Having had a fleeting but tantalizing taste of the new Turtle Bay Walthamstow at their launch party, I was keen to come back, try a full meal and see if they’d managed to maintain the great atmosphere from that night – something that’s a bit easier to do when the place is packed out and there’s a live band or two.
We were really impressed with what we found. Thanks to the amount of effort that’s gone into the décor – festoon lighting, walls of speakers, colourful posters and a fun central bar – you almost forget you’re in Walthamstow! Others clearly felt the same, as the place was bustling and clearly the choice for a few birthdays/ misc parties.
Immediately under the influence ourselves, we grabbed a menu and ordered a Beach Platter from the starters which seemed to have a good selection of traditional tit-bits – spicy jerk chicken wings, pepper roti, sweet corn fritters, garlic ‘n’ herb flatbread for £12.95. This turned out to be a good amount for two and covered a range of different tastes and sensations. Various sauces are also at hand on each table to jerk anything up too (should you need more spice!). Our favourite (highly recommendation from the waitress) were probably the crunchy corn fritters but it was a close call.
To accompany this, we had to order a couple of cocktails to deal with all the spice (or at least that started off as our excuse).
Next up we ordered a Double Dipped Steak (£14.25) and Trini Curry Fish (£9.65). The stake was sizeable, cooked to my ‘medium-rare’ specifications perfectly and marinated in jerk sauce. It also came with sweet potato fries – not something you get everywhere but a highly recommended treat (NB they will be stolen by others on your table). The fish curry came from the One Pot part of the menu so was delivered in a traditional white kitchen pot and comprised of salmon, prawns, squid, coconut, sweet onion chutney, “rice ‘n’ peas” (Caribbean for kidney beans) and flatbread. With a subtler flavour than the starter it was very comforting indeed.
Both were extremely flavoursome and generous – Turtle Bay is not haut cuisine and nor should it be. There are less spicy options but my one caveat would be that you should expect buckets of spice, sugar and maybe a little more spice. We learnt, from our very knowledgeable waitress, that the scotch bonnet pepper is actually native to the Caribbean and apparently finds its way into every kitchen there. (According to Wikipedia the name is derived from the fact that it looks like a Scotsman’s Tam o’Shanter hat, if you’re interested…)
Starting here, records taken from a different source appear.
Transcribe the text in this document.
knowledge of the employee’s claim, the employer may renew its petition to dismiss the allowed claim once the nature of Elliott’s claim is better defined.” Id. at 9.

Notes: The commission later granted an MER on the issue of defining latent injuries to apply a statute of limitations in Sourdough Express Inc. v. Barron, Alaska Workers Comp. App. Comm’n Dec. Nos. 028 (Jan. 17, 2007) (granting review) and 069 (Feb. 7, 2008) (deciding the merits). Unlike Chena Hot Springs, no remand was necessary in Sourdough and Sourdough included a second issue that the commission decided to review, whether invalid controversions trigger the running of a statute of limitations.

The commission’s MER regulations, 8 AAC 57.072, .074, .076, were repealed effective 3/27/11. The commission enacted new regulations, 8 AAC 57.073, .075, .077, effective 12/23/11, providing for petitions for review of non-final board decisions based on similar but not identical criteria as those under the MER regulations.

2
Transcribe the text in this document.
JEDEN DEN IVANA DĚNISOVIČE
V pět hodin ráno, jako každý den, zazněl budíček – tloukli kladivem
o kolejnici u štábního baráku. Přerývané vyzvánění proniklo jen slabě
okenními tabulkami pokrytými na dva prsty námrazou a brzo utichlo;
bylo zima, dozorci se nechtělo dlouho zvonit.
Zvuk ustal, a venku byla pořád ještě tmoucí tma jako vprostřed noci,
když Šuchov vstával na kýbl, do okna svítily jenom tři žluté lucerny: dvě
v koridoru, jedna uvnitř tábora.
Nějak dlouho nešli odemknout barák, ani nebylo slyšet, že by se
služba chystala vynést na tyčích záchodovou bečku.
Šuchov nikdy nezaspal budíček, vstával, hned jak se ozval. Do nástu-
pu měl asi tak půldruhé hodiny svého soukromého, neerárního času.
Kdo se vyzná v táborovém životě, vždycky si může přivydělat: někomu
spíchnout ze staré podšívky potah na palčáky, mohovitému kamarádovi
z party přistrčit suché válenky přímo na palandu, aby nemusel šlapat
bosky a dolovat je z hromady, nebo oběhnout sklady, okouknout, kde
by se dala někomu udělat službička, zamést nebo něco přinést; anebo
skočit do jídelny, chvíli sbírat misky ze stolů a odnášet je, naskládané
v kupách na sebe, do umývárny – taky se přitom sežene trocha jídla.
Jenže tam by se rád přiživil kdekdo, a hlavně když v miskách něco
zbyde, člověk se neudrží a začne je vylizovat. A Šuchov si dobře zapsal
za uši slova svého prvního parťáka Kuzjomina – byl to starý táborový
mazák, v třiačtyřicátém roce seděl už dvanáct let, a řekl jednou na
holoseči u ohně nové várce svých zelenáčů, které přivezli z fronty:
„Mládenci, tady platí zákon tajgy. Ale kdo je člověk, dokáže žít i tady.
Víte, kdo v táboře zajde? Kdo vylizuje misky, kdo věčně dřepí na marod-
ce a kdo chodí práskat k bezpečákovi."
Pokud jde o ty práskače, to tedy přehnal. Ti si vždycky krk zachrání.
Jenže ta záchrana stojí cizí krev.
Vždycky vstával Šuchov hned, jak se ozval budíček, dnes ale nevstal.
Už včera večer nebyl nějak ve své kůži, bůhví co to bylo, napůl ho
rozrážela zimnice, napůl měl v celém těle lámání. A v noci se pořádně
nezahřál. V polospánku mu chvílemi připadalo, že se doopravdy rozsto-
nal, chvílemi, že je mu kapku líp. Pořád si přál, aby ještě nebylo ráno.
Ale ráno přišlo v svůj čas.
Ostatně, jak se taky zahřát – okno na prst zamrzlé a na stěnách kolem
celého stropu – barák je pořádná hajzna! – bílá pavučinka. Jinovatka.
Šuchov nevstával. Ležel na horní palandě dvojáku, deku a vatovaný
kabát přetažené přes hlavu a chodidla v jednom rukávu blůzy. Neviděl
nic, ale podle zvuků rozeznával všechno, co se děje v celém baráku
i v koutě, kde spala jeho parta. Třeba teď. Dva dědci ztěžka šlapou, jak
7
Of course, we had to have a couple more cocktails again. Over the night we tried a few including a couple of Caribbean Mojitos – nice variations with exotic fruits added in, a strong and tasty Strawberry Daquiri, and a Jammin’ which was nice but a little gimmicky as came with a spoon of jam that was impossible to mix in. The standard is pretty high like you’d expect in any nice establishment… with a couple of extra spoons of sugar for good measure. Happy Hour (two for one) is currently as generous as everything else and seemed to cover half the day except peek time (7pm-10pm I think).
Full though we were, we couldn’t say no to the pudding menu and the choice looked good. Noticing that many of them had rum, we speculated that perhaps, with so much sweetness in the mains, they might well add a more bitter ingredient into their puddings… the waitress said they just really liked rum which probably made more sense. To test the theory, we got a Banoffee Pie with rum toffee sauce.
It was hard to pick out the rum which might have been because there was already so much in our glasses but the main thing is, it tasted good.
By this time we had reached a very positive conclusion about the atmosphere (and everything) as proved by the fact that even on a damp day in February, the combination of the lovely staff, music, and the food and drinks, means you can’t help feeling a little more summery in Turtle Bay.